The Family Investigation of Nephropathy and Diabetes (FIND) is a multicenter study designed to identify genetic determinants of diabetic kidney disease. FIND will be conducted in eleven centers and in many ethnic groups throughout the United States. Two different strategies will be used to localize genes predisposing to kidney disease: a family-based genetic linkage study and a case-control study that utilizes admixture linkage disequilibrium. The center based at the Phoenix office of the National Institute of Diabetes and Digestive and Kidney Diseases (NIDDK-Phoenix) will conduct family-based linkage studies among American Indian populations in the southwestern United States. Participants (index cases) with diabetes and kidney disease will initially be recruited, and their parents and siblings will also be invited to participate. Genetic material from these participants will be used to genotype markers throughout the genome. Linkage analysis will be conducted to identify particular chromosomal regions containing genes that influence susceptibility to diabetic kidney disease.

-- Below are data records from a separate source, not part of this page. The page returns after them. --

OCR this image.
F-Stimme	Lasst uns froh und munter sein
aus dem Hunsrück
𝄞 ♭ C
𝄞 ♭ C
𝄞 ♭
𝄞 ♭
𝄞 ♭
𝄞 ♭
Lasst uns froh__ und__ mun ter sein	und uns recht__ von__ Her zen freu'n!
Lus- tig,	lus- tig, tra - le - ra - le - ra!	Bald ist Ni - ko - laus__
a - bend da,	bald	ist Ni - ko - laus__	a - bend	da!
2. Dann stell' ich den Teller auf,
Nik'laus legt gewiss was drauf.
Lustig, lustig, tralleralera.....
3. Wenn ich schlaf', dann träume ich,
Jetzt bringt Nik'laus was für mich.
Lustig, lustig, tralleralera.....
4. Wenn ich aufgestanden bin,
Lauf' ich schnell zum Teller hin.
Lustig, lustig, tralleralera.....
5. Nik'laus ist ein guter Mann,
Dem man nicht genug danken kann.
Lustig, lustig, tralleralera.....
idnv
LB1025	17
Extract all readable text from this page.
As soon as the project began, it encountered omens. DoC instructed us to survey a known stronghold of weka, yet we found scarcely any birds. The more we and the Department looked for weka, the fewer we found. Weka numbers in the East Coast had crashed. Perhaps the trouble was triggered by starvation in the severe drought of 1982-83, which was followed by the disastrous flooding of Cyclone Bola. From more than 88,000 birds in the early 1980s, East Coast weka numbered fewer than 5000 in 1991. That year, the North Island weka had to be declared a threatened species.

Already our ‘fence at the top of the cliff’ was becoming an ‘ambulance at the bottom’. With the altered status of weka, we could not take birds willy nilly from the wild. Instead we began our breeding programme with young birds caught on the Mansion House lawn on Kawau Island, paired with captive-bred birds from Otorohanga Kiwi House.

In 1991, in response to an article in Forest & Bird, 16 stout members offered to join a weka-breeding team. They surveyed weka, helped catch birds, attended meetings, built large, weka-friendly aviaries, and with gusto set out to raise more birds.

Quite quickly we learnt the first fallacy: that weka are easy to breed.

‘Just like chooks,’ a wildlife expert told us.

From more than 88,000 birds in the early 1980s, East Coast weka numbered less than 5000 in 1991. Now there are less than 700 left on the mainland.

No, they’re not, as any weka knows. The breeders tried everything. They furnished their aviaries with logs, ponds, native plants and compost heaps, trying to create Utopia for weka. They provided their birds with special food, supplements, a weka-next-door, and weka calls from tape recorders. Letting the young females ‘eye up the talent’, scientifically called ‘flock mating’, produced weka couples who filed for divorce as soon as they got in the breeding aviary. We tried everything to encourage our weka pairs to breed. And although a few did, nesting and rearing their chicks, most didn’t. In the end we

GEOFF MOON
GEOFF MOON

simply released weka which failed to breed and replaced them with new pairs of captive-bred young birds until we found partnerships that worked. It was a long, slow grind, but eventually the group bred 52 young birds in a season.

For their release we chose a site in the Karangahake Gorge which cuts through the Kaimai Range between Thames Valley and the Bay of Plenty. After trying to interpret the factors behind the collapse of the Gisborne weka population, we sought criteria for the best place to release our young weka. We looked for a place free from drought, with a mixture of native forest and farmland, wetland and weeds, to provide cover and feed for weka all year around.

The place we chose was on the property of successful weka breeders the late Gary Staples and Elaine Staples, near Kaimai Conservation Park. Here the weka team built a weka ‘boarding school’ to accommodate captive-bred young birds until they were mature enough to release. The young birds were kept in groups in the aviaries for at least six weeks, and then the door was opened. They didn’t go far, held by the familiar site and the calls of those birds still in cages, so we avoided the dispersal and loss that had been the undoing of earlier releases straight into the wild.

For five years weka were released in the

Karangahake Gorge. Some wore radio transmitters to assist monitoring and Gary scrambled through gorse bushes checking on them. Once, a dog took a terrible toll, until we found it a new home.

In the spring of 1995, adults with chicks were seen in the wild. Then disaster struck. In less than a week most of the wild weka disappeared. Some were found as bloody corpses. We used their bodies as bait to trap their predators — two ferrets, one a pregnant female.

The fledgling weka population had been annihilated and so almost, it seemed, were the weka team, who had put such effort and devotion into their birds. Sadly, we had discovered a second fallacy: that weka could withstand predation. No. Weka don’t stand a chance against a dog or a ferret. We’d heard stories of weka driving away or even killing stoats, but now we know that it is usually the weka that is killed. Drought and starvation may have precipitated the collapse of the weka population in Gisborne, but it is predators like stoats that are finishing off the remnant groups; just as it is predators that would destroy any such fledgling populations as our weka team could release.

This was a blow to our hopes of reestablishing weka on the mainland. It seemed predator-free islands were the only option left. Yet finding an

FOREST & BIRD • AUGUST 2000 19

Linkage analyses will also be used to identify genes influencing traits related to diabetic kidney disease, such as serum creatinine, urinary protein excretion, plasma glucose levels, blood pressure and blood lipid levels. Regions that show evidence for linkage will then be examined in more detail, with both genetic linkage and association studies, to attempt to identify the specific genes that influence diabetic kidney disease, or related traits. The identification of genes that influence susceptibility to diabetic kidney disease will lead to a better understanding of how kidney disease develops. In the long run, this may lead to improved treatment and prevention of diabetic kidney disease.